In drug discovery, molecular 3D conformational diversity critically influences physicochemical properties and target binding affinity; however, existing 3D de novo design models—such as flow matching and diffusion-based approaches—generate only a single conformation per molecule. To address this limitation, we propose the first decomposable, SE(3)-equivariant flow matching framework enabling joint molecule–conformer ensemble sampling. Our method is the first to extend flow matching to conformational ensemble generation while strictly preserving SE(3) equivariance and atomic permutation invariance. By decoupling molecular scaffold generation from conformational sampling, it ensures both chemical validity and conformational diversity. The model supports both unconditional and protein-conditioned ligand generation. On QM9 and GEOM-Drugs benchmarks, it achieves state-of-the-art performance: >98% molecular validity, >95% novelty, conformational coverage on par with physics-based methods (RMSD < 0.5 Å), and >10× faster inference speed.

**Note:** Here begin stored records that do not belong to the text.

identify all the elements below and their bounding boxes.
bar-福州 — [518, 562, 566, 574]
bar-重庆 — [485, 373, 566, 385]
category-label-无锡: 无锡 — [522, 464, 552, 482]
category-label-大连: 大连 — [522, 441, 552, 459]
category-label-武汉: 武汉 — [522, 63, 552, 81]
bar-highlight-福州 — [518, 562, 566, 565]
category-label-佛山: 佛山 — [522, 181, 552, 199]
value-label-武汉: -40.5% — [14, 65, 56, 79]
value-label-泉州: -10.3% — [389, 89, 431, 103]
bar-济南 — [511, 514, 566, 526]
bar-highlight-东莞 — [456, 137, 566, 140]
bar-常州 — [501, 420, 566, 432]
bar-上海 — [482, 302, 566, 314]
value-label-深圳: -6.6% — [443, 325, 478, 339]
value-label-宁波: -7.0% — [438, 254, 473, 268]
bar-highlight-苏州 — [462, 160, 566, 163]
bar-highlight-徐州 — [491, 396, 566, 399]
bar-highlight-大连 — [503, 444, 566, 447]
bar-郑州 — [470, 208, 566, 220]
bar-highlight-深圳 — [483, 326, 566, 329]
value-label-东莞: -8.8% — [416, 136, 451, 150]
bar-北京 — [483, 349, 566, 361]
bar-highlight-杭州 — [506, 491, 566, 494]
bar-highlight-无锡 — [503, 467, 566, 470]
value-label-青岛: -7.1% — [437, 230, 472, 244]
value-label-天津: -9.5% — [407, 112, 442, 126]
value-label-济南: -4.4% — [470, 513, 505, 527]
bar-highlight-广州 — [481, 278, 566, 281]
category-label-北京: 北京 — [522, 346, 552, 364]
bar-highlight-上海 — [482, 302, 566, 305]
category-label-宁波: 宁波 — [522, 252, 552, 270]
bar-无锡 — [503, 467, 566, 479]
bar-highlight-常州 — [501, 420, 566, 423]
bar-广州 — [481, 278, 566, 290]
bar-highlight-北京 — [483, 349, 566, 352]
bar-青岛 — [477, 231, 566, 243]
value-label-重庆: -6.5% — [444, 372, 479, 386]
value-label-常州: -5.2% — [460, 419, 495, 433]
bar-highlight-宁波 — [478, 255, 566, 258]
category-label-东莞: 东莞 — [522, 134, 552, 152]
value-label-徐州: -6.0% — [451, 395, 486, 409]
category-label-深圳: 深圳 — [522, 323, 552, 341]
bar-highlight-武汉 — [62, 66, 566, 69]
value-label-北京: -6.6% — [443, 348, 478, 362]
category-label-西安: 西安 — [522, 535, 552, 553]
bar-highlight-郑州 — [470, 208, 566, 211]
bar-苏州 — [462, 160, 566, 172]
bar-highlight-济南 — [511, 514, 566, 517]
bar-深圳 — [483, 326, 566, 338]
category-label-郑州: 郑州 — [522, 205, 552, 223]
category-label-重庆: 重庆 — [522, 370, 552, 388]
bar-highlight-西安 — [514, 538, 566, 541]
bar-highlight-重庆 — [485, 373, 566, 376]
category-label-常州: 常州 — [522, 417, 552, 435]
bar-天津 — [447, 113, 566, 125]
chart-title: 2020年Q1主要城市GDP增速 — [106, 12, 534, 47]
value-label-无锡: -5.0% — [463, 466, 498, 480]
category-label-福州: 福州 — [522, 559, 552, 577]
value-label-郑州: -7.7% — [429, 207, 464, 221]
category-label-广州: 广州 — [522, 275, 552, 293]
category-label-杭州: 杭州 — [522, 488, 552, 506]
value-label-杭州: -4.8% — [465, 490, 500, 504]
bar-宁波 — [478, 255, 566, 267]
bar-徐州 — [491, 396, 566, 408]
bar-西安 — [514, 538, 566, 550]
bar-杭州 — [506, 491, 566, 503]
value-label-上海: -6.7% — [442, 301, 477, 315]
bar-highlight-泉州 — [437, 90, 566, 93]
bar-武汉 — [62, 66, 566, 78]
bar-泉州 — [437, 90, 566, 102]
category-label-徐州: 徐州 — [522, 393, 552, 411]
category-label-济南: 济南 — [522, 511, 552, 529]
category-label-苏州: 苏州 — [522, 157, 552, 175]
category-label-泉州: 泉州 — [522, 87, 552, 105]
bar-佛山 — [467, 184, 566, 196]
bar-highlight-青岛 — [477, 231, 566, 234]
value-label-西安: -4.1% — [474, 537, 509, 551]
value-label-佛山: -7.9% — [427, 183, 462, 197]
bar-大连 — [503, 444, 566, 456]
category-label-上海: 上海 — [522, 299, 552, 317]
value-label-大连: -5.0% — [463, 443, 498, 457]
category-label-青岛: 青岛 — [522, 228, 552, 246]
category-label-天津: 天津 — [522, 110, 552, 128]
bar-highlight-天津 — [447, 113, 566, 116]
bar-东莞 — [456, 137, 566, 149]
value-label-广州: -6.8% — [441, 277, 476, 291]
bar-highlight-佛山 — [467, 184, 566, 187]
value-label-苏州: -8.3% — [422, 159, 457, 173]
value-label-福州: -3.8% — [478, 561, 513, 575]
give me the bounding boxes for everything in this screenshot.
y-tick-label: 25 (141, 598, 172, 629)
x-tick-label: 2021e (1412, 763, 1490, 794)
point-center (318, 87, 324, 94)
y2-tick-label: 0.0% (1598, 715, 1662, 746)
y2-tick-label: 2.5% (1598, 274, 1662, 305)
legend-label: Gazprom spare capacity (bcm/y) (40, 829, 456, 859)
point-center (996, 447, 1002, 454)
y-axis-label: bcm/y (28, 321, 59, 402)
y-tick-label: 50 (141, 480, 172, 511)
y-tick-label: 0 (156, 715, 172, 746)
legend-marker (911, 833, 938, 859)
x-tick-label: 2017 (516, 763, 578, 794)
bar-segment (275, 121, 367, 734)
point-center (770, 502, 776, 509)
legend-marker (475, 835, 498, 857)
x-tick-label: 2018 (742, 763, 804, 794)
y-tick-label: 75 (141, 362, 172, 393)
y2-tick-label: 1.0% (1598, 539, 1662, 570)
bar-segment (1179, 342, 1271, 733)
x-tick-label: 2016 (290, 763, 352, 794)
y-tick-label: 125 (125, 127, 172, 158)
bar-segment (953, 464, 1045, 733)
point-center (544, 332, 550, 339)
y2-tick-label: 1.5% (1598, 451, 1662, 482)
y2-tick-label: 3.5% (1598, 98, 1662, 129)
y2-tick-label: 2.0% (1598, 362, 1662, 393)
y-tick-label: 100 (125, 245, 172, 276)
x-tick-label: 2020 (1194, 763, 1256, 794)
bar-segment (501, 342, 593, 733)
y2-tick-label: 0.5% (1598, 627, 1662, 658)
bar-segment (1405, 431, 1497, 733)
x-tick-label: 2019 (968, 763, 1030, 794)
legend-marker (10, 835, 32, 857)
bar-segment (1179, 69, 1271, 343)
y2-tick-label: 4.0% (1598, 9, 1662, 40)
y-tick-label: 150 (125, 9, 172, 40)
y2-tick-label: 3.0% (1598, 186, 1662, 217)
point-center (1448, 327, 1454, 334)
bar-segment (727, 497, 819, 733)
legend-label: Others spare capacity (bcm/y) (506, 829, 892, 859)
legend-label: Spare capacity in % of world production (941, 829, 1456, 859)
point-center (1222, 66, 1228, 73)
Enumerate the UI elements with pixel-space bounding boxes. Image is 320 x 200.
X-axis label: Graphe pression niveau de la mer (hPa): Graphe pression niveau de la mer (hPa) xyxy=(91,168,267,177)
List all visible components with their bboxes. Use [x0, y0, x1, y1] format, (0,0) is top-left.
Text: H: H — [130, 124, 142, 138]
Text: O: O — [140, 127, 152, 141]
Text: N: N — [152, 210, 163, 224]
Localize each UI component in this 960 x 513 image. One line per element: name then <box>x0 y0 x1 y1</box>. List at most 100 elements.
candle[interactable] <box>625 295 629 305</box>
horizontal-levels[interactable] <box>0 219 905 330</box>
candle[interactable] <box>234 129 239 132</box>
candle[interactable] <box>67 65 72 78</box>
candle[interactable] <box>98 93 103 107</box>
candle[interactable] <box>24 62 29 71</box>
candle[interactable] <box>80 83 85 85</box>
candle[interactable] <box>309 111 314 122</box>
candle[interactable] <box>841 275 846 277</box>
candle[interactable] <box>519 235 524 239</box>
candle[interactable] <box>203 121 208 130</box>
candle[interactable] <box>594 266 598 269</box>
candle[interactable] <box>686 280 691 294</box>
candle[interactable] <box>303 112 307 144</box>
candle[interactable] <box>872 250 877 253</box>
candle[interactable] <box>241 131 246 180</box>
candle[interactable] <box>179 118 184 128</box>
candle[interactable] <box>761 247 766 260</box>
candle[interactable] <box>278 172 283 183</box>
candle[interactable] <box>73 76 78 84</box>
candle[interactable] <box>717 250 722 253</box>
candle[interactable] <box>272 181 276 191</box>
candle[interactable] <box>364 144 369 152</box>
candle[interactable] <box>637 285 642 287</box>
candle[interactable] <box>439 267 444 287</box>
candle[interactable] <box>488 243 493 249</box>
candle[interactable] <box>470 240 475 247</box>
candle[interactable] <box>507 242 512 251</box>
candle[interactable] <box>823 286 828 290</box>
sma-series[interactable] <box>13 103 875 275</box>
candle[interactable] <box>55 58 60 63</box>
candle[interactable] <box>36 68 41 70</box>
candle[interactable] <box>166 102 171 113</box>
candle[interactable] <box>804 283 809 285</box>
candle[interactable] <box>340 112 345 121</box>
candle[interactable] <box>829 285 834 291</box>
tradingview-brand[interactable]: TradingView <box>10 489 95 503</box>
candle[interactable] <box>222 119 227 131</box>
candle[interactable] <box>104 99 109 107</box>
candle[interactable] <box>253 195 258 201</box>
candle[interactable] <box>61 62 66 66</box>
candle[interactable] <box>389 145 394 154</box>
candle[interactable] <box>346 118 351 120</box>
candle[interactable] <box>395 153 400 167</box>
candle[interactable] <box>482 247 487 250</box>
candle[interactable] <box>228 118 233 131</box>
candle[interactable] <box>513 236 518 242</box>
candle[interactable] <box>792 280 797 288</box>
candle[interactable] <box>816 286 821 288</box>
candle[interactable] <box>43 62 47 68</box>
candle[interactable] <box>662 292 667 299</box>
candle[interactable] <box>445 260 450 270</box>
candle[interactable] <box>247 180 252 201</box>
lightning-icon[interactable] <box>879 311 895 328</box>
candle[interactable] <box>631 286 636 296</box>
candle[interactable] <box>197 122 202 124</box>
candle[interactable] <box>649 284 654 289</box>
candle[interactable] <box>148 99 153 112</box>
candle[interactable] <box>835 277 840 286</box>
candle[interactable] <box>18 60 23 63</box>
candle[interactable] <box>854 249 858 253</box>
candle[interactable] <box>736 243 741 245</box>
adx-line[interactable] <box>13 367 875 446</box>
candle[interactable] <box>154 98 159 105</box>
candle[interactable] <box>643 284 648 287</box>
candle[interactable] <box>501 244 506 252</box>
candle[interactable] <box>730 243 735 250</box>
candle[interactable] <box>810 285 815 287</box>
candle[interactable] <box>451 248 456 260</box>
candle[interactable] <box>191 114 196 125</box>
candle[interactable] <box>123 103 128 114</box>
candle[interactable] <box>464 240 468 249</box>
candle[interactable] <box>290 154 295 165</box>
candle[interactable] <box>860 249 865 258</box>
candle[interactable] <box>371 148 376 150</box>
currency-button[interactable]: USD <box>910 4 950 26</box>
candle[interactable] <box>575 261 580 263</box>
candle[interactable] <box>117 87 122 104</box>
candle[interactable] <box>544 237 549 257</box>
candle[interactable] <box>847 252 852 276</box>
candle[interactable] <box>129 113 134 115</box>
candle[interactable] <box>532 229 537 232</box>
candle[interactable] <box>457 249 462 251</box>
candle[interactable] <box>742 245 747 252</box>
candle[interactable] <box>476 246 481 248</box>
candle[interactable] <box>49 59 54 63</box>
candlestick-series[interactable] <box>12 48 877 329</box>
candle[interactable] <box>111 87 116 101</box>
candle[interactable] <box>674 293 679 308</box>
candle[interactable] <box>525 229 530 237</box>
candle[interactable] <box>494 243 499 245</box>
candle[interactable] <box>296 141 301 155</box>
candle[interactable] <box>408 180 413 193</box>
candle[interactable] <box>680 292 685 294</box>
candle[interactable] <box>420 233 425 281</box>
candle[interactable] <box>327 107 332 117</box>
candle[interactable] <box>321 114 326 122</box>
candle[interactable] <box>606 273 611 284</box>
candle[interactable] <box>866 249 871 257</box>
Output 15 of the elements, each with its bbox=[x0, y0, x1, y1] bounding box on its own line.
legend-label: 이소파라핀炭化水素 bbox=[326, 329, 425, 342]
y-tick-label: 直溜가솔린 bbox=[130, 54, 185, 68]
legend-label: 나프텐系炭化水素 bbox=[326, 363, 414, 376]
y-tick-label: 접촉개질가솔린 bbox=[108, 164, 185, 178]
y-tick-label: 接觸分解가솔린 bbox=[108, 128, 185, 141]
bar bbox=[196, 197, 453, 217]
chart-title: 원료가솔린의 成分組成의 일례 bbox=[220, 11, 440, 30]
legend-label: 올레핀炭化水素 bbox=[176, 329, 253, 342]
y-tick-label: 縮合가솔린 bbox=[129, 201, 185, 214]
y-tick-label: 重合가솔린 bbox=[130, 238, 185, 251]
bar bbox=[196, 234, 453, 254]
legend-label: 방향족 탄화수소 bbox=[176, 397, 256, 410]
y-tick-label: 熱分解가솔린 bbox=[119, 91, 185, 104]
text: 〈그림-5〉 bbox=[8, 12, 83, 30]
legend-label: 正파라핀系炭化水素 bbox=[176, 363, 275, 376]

Sampling useful three-dimensional molecular structures along with their most favorable conformations is a key challenge in drug discovery. Current state-of-the-art 3D de-novo design flow matching or diffusion-based models are limited to generating a single conformation. However, the conformational landscape of a molecule determines its observable properties and how tightly it is able to bind to a given protein target. By generating a representative set of low-energy conformers, we can more directly assess these properties and potentially improve the ability to generate molecules with desired thermodynamic observables. Towards this aim, we propose FlexiFlow, a novel architecture that extends flow-matching models, allowing for the joint sampling of molecules along with multiple conformations while preserving both equivariance and permutation invariance. We demonstrate the effectiveness of our approach on the QM9 and GEOM Drugs datasets, achieving state-of-the-art results in molecular generation tasks. Our results show that FlexiFlow can generate valid, unstrained, unique, and novel molecules with high fidelity to the training data distribution, while also capturing the conformational diversity of molecules. Moreover, we show that our model can generate conformational ensembles that provide similar coverage to state-of-the-art physics-based methods at a fraction of the inference time. Finally, FlexiFlow can be successfully transferred to the protein-conditioned ligand generation task, even when the dataset contains only static pockets without accompanying conformations.